Es curioso lo que el cansancio le puede provocar a uno. A pesar de haber salido del trabajo de buen humor, de haber conducido hasta casa con música alegre y animada, de repente llega la sensación de que todo es inútil, la vida cansa, no hay tiempo para nada, y el mundo te deja planchado en el sofá, mientras el resto de la gente sigue para adelante en una fiesta eterna. ¿El blog? Ahí está, muerto de risa, y así se puede quedar mientras las palabras se nieguen a salir de mis dedos. Así, en ese plan pasota, me quedé yo ayer.
Me puse a doblar calcetines al lado de mi viejo piano, desafinado por falta de atención y uso (el La-2 suena como un gato atropellado). Doblar calcetines no es una tarea que me llene como ser humano, así que abrí la tapa del teclado del piano por hacer algo. Sin mucha confianza en mi memoria, puse los dedos en donde recordaba y empecé a tocar una de las primeras canciones que me aprendí.
Los dedos se me doblaban, dudaban, no tenían fuerza ni ritmo, pero aquello sonaba... sonaba a aquellas tardes con el teclado eléctrico y los auriculares puestos en las orejas, en mi dormitorio, mientras mi madre cosía frente a la ventana y yo luchaba con aquellas notas tan incomprensibles. Es una canción sencilla y cantarina, y casi podía oler el inconfundible ambientador que tenían en aquella casa, a una manzana de la mía, donde aquel chaval me enseñaba a tocar, en una habitación en penumbra, con un piano de madera (¡qué envidia!), y con aquella chica veinteañera que terminaba su clase justo al llegar yo cada tarde, y que tenía unas uñas espectaculares para un concurso de belleza pero muy inadecuadas para ser pianista, pobre.
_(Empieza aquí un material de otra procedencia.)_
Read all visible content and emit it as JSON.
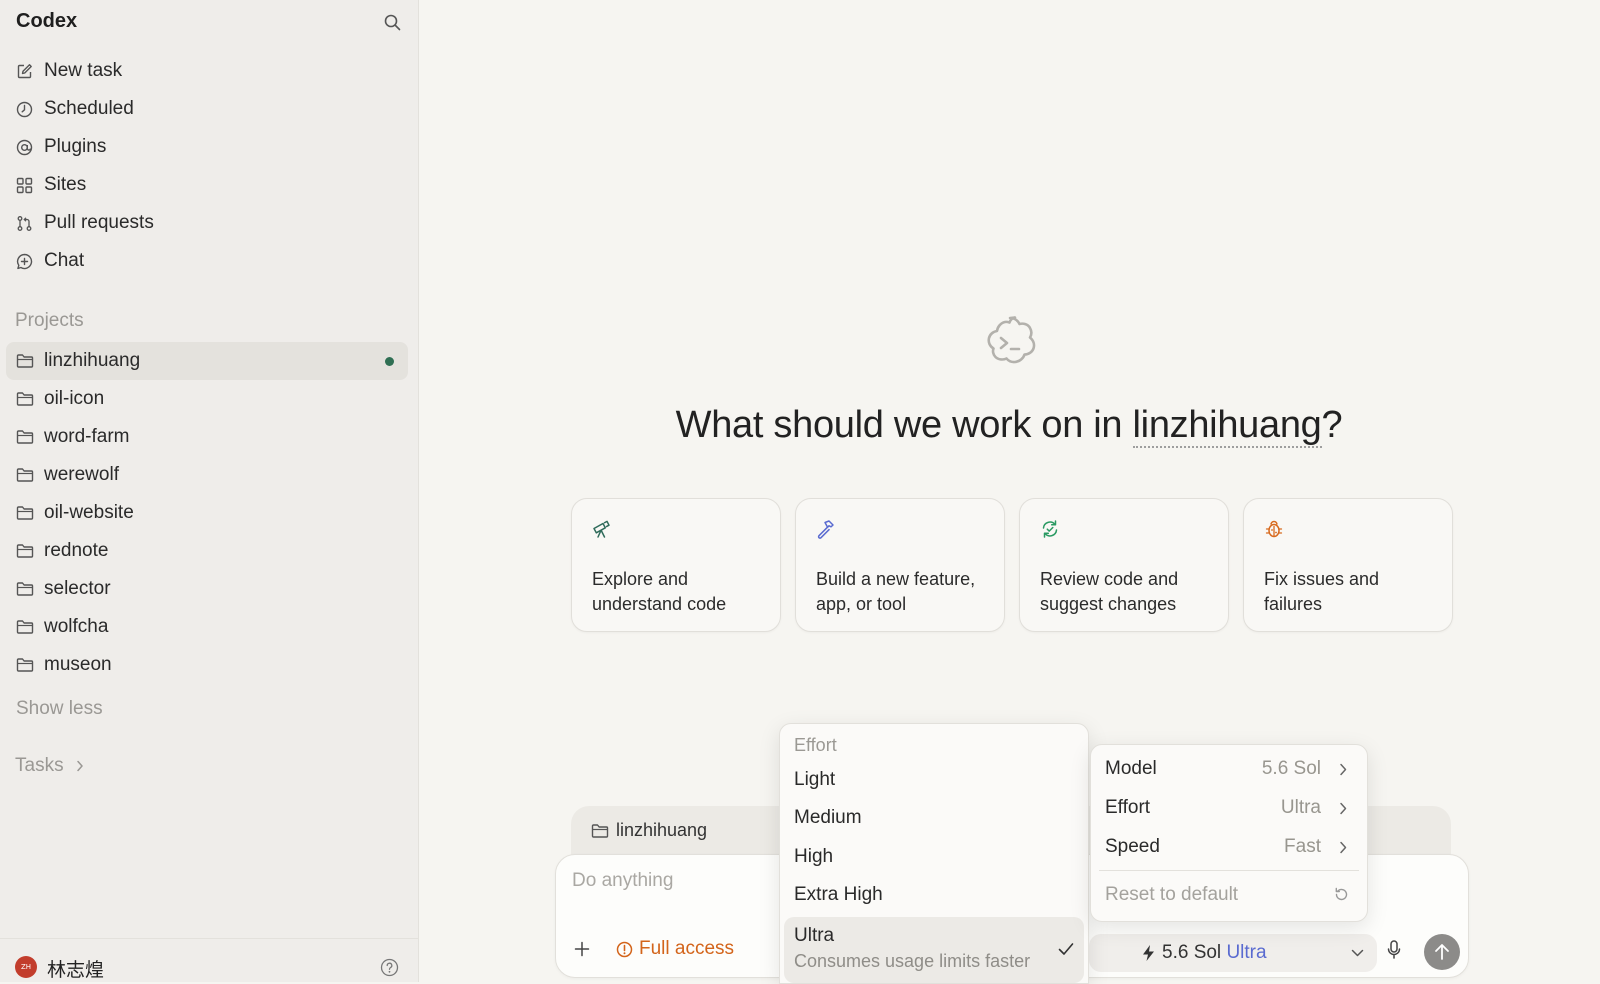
{
  "app": {
    "title": "Codex"
  },
  "sidebar": {
    "nav": [
      {
        "label": "New task",
        "icon": "edit-icon"
      },
      {
        "label": "Scheduled",
        "icon": "clock-icon"
      },
      {
        "label": "Plugins",
        "icon": "at-icon"
      },
      {
        "label": "Sites",
        "icon": "grid-icon"
      },
      {
        "label": "Pull requests",
        "icon": "pull-request-icon"
      },
      {
        "label": "Chat",
        "icon": "chat-plus-icon"
      }
    ],
    "projects_label": "Projects",
    "projects": [
      {
        "label": "linzhihuang",
        "active": true
      },
      {
        "label": "oil-icon"
      },
      {
        "label": "word-farm"
      },
      {
        "label": "werewolf"
      },
      {
        "label": "oil-website"
      },
      {
        "label": "rednote"
      },
      {
        "label": "selector"
      },
      {
        "label": "wolfcha"
      },
      {
        "label": "museon"
      }
    ],
    "show_less": "Show less",
    "tasks_label": "Tasks",
    "user": {
      "name": "林志煌",
      "initials": "ZH",
      "avatar_color": "#c23d2c"
    }
  },
  "main": {
    "title_prefix": "What should we work on in ",
    "title_project": "linzhihuang",
    "title_suffix": "?",
    "cards": [
      {
        "text": "Explore and understand code",
        "icon": "telescope-icon",
        "color": "#2f6b5a"
      },
      {
        "text": "Build a new feature, app, or tool",
        "icon": "hammer-icon",
        "color": "#5a6bd0"
      },
      {
        "text": "Review code and suggest changes",
        "icon": "review-refresh-icon",
        "color": "#2a9a62"
      },
      {
        "text": "Fix issues and failures",
        "icon": "bug-icon",
        "color": "#d86a1e"
      }
    ]
  },
  "composer": {
    "project": "linzhihuang",
    "placeholder": "Do anything",
    "access_label": "Full access",
    "model_label": "5.6 Sol",
    "effort_label": "Ultra"
  },
  "effort_menu": {
    "header": "Effort",
    "options": [
      "Light",
      "Medium",
      "High",
      "Extra High"
    ],
    "selected": {
      "label": "Ultra",
      "description": "Consumes usage limits faster"
    }
  },
  "settings_menu": {
    "rows": [
      {
        "key": "Model",
        "value": "5.6 Sol"
      },
      {
        "key": "Effort",
        "value": "Ultra"
      },
      {
        "key": "Speed",
        "value": "Fast"
      }
    ],
    "reset_label": "Reset to default"
  },
  "colors": {
    "accent_orange": "#d3641a",
    "accent_blue": "#5a6bd0",
    "active_dot": "#2f6f53"
  }
}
Empecé a sacar carpetas de debajo del asiento, con fotocopias casi deshechas y llenas de pintarrajos, con canciones que yo me había hartado de tocar, conocidísimas algunas, anónimas la mayoría, pero con una sencillez encantadora todas ellas. Música para niños. Luego, aquella chica de pelo rizado que me ayudó heroicamente a pasar los dos primeros exámenes de piano, dándome clases con el piano que ella tenía en su dormitorio, y provocando de paso con sus minifaldas los primeros pensamientos "no-infantiles" de mi carrera. Las notas manuscritas que, años después, me escribía Dimitri en las partituras, aquel ruso asombroso y con pelos de loco que se iba a hablar por teléfono mientras yo tocaba, y a la vuelta me señalaba exactamente todos los fallos que yo había cometido y dónde; aún no sé cómo lo hacía.
Recuerdos de una época que ya se fue y que ya nunca volverá. Pero la música sigue saliendo de mis dedos, a pesar de tantos años va desenrollándose sola hasta el final de la canción, y siempre me asombra cómo las corcheas o semicorcheas que cuelgan de los pentagramas, además de notas musicales, me traen recuerdos y sensaciones.
Pero la vida sigue, y aún tengo que terminar de doblar los calcetines.